Gale opened his mouth to rebut this, but no words could come out or even form. After failing twice, the Shade just gestured for him to watch.

Though only a few minutes passed, it felt like hours to Gale.

"When is his mother coming?"

"She's already did."

"She left him like this?"

"She told him that he was going to die alone and that nobody would miss him.

This shocks Gale, who had a good mother. He remembers his mother's funeral, and felt shame that he had not seen his own mother in the last years of her life. He also felt shame that he did not pay any attention to his siblings at the funeral. It is with fear and shame that Gale asks the next question.

"Is nobody really going to visit him?"

The Shade does not answer, or at least not with words. Instead, he lets what happens next answer the question for him.

A man walked into the room. Upon seeing his son sobbing on the ground, the man knelt down beside him and with a gentle voice he provided comfort. Comfort which the boy's mother, who was nowhere in sight, denied him on every single occasion where it was needed.

"It's okey. It's okey. Daddy's here for you."

Mr. Mellark held his sobbing son close to him with one hand, and with the other he gently cracked the head of his son. Mr. Mellark made a cooing sound to calm his son.

There are sometimes situations when one feels helpless and alone like a young child. It is in these times that the loving warmth of a parent is needed most.

The Shade addressed Gale. "Does this evoke sympathy in you?"

"Yes."

"Why?
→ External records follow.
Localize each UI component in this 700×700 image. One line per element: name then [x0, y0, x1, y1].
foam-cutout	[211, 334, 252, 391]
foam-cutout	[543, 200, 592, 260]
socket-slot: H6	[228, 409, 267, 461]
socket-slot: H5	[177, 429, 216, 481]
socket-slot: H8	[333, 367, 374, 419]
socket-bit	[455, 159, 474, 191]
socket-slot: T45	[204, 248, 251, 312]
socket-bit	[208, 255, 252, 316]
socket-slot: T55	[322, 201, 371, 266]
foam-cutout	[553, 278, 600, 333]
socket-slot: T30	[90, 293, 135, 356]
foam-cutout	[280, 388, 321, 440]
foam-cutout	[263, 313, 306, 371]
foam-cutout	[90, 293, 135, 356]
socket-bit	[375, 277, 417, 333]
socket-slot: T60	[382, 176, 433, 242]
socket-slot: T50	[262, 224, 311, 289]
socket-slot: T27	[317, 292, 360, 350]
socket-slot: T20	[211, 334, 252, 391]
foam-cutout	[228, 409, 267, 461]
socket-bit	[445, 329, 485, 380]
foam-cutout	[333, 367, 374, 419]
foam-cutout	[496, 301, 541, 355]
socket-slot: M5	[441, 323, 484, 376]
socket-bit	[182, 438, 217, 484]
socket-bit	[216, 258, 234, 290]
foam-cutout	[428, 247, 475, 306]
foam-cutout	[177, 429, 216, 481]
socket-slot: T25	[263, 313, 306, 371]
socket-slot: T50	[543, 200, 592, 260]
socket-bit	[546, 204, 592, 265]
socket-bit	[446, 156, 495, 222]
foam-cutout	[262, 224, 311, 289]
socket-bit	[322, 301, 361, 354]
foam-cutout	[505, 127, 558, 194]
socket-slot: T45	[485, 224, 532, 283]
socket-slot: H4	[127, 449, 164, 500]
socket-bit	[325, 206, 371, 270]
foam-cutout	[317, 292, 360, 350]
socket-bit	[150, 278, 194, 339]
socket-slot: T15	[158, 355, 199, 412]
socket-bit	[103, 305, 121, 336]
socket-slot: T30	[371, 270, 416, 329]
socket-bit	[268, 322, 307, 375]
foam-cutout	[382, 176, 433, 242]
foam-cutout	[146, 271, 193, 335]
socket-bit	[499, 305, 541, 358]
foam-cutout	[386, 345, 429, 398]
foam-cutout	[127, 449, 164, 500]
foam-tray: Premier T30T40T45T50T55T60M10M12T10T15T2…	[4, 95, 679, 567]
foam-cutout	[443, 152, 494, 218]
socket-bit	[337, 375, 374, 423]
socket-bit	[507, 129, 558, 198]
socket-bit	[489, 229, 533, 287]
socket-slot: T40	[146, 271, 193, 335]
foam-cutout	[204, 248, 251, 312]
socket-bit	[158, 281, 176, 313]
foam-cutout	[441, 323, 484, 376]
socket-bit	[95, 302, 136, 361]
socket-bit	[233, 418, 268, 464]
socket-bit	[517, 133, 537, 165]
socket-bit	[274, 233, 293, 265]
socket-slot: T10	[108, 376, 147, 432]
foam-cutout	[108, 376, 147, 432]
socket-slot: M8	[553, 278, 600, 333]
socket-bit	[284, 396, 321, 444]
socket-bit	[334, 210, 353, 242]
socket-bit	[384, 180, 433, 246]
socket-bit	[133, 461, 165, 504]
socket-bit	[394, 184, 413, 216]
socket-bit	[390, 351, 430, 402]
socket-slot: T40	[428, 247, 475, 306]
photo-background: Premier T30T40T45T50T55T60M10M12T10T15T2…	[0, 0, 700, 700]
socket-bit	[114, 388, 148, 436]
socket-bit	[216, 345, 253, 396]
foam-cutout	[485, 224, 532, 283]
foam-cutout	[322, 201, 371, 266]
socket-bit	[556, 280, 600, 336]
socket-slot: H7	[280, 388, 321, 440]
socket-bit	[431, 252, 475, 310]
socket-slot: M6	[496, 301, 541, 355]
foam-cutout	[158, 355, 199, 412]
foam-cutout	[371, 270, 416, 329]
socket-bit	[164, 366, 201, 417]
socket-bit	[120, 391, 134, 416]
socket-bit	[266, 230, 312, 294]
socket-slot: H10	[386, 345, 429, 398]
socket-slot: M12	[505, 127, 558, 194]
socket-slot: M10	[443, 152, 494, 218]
It did not make you feel sympathy all those years ago when it happened."

Gale was about to deny what the Shade said, but he realized that he would be lying if he said it was not true.

When Gale watched Peeta on reaping day, he only felt disgust with this person whom he'd never met and knew nothing about. Gale considered Peeta pathetic and weak, without even considering how he would react upon being reaped.

When Gale was silent, the Shade asked another question.

"Was it because you did not know him and so he meant nothing to you, or was it because you did not know that he spent every day of his life being beaten and abused by his mother whenever his father was not around to witness and stop it?"

Gale again was silent. Eventually he could force out an answer. "I ... I guess both."

"You had no idea how lucky you are to have had what you did, but you are too blind and too self-absorbed to see it."

After a while, they walked to the next room.

The shade was right, as Katniss just recently entered the room.